All too often, after the man’s family has paid an awful lot of cattle or money, the resultant marriage collapses in no time. This raises the question of whether the marriage contract should not have a semblance of a money-back-guarantee clause to extend full consumer protection to the man. While he states that bogadi cannot be returned when a couple divorces, Sebele notes the exception that has ridden off into the sunset: punishment where the woman was at fault.

In its original conception, bogadi was a token of appreciation shown to the bride’s family for all the effort they put into raising a small girl who flowered into a (preferably fertile) marriage-material woman.

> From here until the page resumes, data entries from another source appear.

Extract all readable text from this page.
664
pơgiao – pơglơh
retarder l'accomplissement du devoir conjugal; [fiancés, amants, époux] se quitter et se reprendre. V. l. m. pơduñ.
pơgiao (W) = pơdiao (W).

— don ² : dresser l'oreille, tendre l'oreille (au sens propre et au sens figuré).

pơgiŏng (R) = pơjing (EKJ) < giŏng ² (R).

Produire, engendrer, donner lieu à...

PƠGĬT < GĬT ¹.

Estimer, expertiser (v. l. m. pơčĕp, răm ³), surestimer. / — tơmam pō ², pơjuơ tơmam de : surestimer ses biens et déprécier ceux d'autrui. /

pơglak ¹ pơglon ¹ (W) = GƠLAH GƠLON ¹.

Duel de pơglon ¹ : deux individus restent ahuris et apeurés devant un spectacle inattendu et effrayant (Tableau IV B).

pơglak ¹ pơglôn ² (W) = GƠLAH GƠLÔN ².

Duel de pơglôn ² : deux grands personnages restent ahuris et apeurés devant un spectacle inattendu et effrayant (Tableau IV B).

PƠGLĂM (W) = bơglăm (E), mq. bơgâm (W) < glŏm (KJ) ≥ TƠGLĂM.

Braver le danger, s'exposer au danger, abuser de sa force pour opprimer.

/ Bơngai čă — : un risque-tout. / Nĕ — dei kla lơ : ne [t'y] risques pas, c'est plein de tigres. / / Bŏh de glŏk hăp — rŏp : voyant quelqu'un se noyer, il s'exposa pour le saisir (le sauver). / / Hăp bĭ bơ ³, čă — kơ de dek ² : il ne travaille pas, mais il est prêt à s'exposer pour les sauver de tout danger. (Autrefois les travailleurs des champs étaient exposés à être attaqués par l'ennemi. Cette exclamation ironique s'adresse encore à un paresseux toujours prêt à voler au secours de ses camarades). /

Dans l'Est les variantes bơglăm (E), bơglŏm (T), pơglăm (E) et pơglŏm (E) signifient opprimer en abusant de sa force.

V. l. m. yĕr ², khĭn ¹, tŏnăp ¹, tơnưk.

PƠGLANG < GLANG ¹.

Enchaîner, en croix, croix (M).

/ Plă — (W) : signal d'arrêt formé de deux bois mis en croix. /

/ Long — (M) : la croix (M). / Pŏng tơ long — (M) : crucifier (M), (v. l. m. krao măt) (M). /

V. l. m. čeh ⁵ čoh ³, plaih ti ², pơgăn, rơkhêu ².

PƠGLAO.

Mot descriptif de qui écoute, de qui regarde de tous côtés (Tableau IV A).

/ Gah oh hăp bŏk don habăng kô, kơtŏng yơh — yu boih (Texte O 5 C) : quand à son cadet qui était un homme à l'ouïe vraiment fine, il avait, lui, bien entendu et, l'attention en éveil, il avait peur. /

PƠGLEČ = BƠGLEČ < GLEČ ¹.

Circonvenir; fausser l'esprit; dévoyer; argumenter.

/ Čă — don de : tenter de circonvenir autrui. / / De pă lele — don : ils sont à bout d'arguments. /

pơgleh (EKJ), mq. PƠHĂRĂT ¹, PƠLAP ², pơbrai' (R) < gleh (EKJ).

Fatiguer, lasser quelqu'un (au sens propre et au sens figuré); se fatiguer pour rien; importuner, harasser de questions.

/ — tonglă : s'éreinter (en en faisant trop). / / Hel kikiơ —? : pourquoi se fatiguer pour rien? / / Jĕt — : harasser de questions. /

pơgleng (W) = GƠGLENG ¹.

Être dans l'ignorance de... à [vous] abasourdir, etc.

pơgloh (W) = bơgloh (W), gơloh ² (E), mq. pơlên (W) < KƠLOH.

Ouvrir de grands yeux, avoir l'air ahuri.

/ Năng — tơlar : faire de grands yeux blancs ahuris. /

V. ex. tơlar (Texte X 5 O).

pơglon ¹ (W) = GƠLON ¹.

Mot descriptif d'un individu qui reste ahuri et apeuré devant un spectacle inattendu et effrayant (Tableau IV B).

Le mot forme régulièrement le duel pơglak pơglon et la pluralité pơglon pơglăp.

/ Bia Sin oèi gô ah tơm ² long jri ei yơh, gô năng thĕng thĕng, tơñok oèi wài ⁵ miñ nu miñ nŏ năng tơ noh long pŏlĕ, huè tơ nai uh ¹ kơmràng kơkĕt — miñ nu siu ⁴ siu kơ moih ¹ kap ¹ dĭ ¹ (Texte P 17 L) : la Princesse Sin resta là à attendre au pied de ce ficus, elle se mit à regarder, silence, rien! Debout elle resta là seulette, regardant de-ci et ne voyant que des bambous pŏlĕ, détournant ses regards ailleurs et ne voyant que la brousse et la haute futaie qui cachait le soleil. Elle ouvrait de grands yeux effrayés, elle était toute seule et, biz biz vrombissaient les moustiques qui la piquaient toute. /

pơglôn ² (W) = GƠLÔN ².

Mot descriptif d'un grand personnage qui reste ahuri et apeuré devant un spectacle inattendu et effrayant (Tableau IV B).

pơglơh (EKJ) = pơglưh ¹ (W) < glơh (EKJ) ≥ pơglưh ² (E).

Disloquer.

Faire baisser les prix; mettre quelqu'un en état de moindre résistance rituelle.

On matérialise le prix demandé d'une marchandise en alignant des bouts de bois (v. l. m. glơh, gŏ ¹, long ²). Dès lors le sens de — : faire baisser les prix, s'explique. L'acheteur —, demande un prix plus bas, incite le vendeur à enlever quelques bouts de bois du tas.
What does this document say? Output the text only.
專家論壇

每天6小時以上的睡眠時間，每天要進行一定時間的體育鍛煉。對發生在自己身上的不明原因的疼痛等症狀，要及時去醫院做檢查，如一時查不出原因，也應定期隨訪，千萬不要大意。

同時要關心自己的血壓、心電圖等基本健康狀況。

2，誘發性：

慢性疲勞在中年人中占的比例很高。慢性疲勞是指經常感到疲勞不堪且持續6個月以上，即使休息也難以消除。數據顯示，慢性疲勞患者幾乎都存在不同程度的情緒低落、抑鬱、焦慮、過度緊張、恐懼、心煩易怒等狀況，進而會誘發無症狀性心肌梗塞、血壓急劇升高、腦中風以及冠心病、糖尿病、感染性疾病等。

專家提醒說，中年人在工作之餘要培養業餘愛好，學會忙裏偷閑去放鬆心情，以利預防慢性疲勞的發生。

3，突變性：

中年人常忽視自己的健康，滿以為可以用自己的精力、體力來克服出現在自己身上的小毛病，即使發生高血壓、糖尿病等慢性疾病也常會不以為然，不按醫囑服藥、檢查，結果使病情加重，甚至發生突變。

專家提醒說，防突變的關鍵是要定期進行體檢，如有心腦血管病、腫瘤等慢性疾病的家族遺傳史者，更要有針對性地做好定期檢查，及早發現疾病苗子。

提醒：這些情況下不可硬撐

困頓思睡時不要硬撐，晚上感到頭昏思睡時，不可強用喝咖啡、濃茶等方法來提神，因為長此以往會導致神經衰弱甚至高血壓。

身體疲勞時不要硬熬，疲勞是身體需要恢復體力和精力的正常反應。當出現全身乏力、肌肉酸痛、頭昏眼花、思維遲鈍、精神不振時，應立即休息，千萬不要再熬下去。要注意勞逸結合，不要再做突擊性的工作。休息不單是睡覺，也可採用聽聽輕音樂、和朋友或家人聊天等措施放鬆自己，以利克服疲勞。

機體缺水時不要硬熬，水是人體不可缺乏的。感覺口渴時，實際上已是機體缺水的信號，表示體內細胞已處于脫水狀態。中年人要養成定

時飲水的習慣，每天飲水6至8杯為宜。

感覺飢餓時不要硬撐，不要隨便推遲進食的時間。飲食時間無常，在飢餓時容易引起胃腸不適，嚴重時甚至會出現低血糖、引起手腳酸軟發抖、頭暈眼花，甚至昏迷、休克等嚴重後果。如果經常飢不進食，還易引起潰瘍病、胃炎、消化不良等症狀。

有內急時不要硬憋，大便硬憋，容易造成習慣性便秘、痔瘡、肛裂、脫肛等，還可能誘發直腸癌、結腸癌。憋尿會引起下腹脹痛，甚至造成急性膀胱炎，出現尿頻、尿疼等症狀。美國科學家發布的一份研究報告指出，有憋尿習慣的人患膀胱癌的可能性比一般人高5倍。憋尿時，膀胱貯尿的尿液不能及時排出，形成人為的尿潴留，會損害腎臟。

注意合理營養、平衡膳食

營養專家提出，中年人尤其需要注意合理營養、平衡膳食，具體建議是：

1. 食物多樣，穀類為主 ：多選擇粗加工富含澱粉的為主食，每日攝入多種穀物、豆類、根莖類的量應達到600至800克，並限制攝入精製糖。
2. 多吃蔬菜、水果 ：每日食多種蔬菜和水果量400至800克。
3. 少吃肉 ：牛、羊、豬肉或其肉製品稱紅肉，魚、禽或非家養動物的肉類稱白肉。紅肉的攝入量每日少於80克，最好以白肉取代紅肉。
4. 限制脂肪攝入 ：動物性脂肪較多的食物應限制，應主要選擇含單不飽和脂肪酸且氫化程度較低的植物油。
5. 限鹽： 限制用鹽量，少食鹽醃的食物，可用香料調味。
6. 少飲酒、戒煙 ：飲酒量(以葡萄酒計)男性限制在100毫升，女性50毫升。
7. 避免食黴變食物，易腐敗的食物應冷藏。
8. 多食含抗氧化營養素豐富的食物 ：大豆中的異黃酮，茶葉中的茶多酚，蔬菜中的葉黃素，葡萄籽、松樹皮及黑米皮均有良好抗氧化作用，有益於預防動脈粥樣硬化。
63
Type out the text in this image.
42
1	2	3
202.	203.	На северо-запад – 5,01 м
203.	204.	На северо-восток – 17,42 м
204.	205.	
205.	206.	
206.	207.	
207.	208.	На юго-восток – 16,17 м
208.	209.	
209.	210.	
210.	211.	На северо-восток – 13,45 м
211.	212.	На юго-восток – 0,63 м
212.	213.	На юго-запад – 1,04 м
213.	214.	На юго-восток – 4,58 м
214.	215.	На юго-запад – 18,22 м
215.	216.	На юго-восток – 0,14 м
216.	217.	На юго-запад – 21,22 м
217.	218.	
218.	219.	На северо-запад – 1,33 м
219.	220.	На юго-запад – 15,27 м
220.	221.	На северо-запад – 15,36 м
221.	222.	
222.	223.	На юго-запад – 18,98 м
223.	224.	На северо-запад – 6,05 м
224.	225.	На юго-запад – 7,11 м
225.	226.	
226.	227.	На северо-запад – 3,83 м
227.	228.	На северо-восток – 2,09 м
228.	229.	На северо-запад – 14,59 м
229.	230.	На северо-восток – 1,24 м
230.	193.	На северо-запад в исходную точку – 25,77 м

Whatever its deficiencies, there are strong sentiments among Batswana that bogadi should be retained.

One of them is Matlhoko Seanneng, an elderly man of Metsimotlhabe, who has been married for more than three decades. His own understanding of bogadi is that it is paid for the wife to bear children for the husband.

“It is an old custom that we cannot change. Traditionally, it has been paid in cattle and in this modern era, it can be fully paid in cash. The bogadi tradition is still adhered to as strongly as ever,” Seanneng says.